Tuesday, July 1, 2008

Part Four ~ That Girl

Part four in a series of posts chronicling my history of alcoholism and recovery.

I graduated from high school in 1988. I don't have a strong recollection of this period of my life. And this will continue to be the case for the next 10 years. I was a study in contradictions. Outward appearance: girl going through the motions of daily living. Inward reality: obsessive hell surrounding issues of food and drink.

The next ten years were a fast downward spiral. I don't know if I have it in me to detail the lengths that one goes to in order to support a habit as insidious as alcoholism. And perhaps that is a dichotomy. Am I able to refer to alcoholism as a habit when in fact the medical community refers to it as a disease? To this day I still have a problem with calling it a disease. There will always be a part of me that believes that I suffer from a grave moral dysfunction; and if I was just a better friend, a better daughter, a better student, a better employee, better....then maybe I wouldn't drink quite so much.

What I have learned is that alcoholism is a disease of perception. Most consider those afflicted to be the ones of talk shows, tell alls, and the criminally minded. The average person doesn't want to believe that it's the homemaker, school teacher, priest, banker, daughter, son, friend, etc. We want to believe that its THAT GIRL. The one who can't control herself at happy hour or the holiday picnic. Or THAT GUY. The one who beats his wife and annoys the neighbors with his drunken rants. We don't want to believe that its the soccer mom who has a couple of glasses of wine at the block party but goes home to finish it off in private. Or the school teacher who keeps it together all day, only to drink to a black out in front of the computer all night. What you see is not always what you get. And that is my story.

For the next ten years I tried in vain to be the appearance of together. The attempts at college and career. The attempts at relationships that ultimately failed. The attempts at holding together any semblance of order in my life. What you saw was a decent looking girl from a good family. At times I was a student; the picture of all things studious. Other times I was the working girl; trying to hold it together because college "just didn't work out." At all times I was thinking of the next drink. Whether I was behind a desk or behind a sales counter, I was always planning for the next drink. Happy hour, weekend get togethers, the wine with dinner, the Bloody Mary with brunch. Alcohol needed to be a part of almost every aspect of my life. Most would say this wasn't a problem. Until it was. One doesn't wake up one day and notice that they are alcoholic. Normally it is a series of occurrences that begins to connect the dots.
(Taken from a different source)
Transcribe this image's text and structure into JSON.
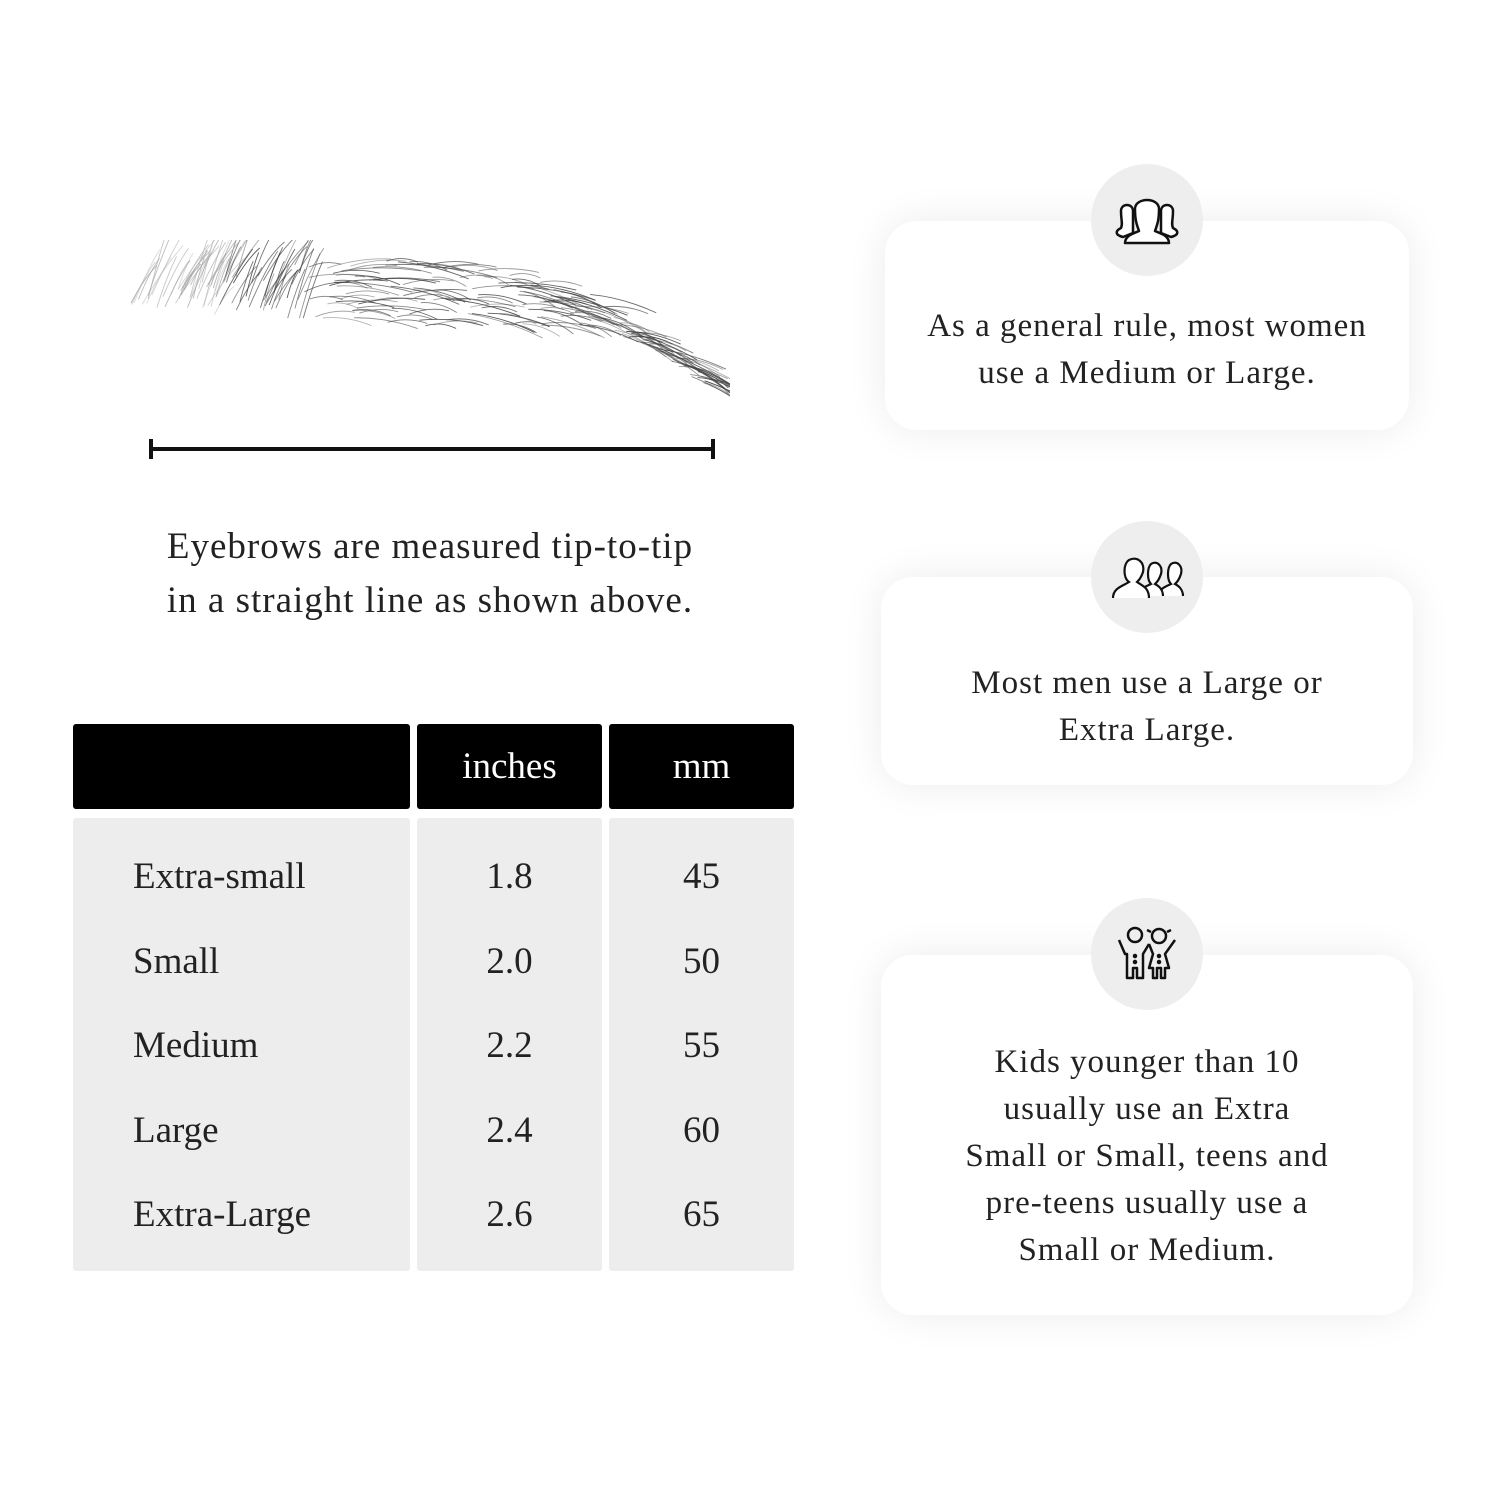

"What do you mean I can't drink alcohol while taking these antibiotics?"
"What? No alcohol at the wedding? What kind of wedding is THAT?"
"This day in the office/school/traffic/function has kicked my ass...I can't wait to get home and get a drink."
"Joe just got a divorce/promotion/retired/graduated! Let's go celebrate/drown our sorrows downtown."

And then the truth set in. It didn't matter if I drank all day, every day or once every two weeks. The reality is that I couldn't remove alcohol from my life. And that is where the denial sets in. Not wanting to believe that this is happening to me. Because in my mind, it wasn't happening to anybody else. Everybody else could drink normally. Nobody else kept watching the clock, counting the minutes to happy hour. Nobody else counted the days to the weekend, when the beer and wine flowed without restriction. When one feels this isolated from their fellows, it is not uncommon to begin to feel resentment and anger. By the age of 24, I was very angry. And very resentful. And I was in trouble with the law.